This week, a pipeline exploded in Beaver County destroying one home and forcing two dozen people to evacuate.
The Revolution Pipeline, owned by Energy Transfer Partners, was active for only a week before it blew up. It was built to send gas to another nearly completed pipeline, the Mariner East, which will carry natural gas liquids from the Pittsburgh area to Philadelphia.

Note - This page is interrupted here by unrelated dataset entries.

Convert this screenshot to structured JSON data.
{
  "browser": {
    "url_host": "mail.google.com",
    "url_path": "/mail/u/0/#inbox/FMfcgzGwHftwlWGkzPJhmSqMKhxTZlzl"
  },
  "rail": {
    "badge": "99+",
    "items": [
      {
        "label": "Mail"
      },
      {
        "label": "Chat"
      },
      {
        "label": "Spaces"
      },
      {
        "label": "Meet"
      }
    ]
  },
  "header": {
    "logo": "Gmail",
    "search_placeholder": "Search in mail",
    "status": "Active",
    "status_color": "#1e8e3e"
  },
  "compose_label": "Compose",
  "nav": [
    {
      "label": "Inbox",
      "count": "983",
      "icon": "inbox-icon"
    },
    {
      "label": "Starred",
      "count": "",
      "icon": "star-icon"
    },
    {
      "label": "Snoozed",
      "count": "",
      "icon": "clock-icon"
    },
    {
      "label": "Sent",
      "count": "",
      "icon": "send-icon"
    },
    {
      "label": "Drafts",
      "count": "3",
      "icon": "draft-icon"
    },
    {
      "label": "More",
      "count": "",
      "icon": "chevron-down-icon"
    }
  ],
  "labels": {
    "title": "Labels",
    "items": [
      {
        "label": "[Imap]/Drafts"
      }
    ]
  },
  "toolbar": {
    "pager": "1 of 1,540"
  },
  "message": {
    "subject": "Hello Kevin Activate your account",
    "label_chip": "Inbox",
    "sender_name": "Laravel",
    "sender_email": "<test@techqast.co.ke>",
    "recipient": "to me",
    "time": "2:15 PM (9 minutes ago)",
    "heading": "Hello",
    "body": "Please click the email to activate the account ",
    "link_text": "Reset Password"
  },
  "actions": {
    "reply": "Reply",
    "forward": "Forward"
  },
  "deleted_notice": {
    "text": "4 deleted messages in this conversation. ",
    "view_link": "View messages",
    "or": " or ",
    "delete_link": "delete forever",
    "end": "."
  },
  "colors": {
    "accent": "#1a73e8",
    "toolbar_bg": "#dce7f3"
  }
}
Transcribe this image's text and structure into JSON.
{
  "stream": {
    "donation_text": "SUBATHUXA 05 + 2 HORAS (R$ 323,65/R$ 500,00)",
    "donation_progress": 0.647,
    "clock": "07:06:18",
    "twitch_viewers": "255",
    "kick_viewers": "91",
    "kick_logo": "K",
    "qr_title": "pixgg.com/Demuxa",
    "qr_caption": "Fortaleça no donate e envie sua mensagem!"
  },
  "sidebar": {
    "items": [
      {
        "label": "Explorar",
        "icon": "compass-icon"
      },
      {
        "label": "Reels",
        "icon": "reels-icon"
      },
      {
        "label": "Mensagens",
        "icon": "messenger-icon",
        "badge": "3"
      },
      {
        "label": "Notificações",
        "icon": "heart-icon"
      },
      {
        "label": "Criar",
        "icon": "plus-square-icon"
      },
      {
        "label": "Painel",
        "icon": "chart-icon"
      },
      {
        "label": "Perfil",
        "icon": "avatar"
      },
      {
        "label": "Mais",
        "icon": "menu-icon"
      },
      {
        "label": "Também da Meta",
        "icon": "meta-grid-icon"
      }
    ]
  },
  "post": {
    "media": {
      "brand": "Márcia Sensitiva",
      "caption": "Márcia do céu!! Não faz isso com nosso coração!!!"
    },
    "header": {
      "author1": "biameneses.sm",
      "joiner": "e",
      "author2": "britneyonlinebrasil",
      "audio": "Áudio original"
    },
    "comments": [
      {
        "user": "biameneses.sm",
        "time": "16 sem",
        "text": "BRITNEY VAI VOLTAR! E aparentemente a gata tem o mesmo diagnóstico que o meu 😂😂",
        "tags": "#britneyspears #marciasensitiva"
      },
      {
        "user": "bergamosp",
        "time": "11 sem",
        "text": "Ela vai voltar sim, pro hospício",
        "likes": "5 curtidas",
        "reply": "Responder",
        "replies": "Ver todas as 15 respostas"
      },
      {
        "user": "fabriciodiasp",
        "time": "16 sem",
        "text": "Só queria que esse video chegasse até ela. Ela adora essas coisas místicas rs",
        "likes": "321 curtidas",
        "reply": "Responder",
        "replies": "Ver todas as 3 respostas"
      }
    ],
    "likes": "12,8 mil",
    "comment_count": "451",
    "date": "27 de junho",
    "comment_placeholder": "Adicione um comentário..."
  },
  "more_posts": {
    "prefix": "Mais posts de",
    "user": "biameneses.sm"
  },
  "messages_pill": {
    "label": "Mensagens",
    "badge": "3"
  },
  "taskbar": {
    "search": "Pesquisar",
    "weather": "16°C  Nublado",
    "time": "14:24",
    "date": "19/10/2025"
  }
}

The Mariner East is being built by Sunoco Logistics. It’s had dozens of spills during construction, incurred millions of dollars in fines, and sparked protests from communities along its route. For StateImpact Pennsylvania’s Energy Explained podcast, Reid Frazier spoke with StateImpact reporters Susan Phillips and Jon Hurdle to help understand why this pipeline has been so controversial. Here’s some of that conversation:
Jon Hurdle: The drilling problems started pretty much as soon as they started constructing the pipeline in February of 2017. The main problem that the project has had is dozens and dozens of spills of what’s called drilling mud, which is a clay-based lubricant that the company uses. The Department of Environmental Protection (DEP) started to enforce these problems with drilling mud spills, and they started issuing notices of violation for these incidents, some of which spilled thousands of gallons of drilling mud into wetlands and waterways and private properties.
Reid Frazier: Drilling mud is non-toxic, so why would this be a problem for the environment?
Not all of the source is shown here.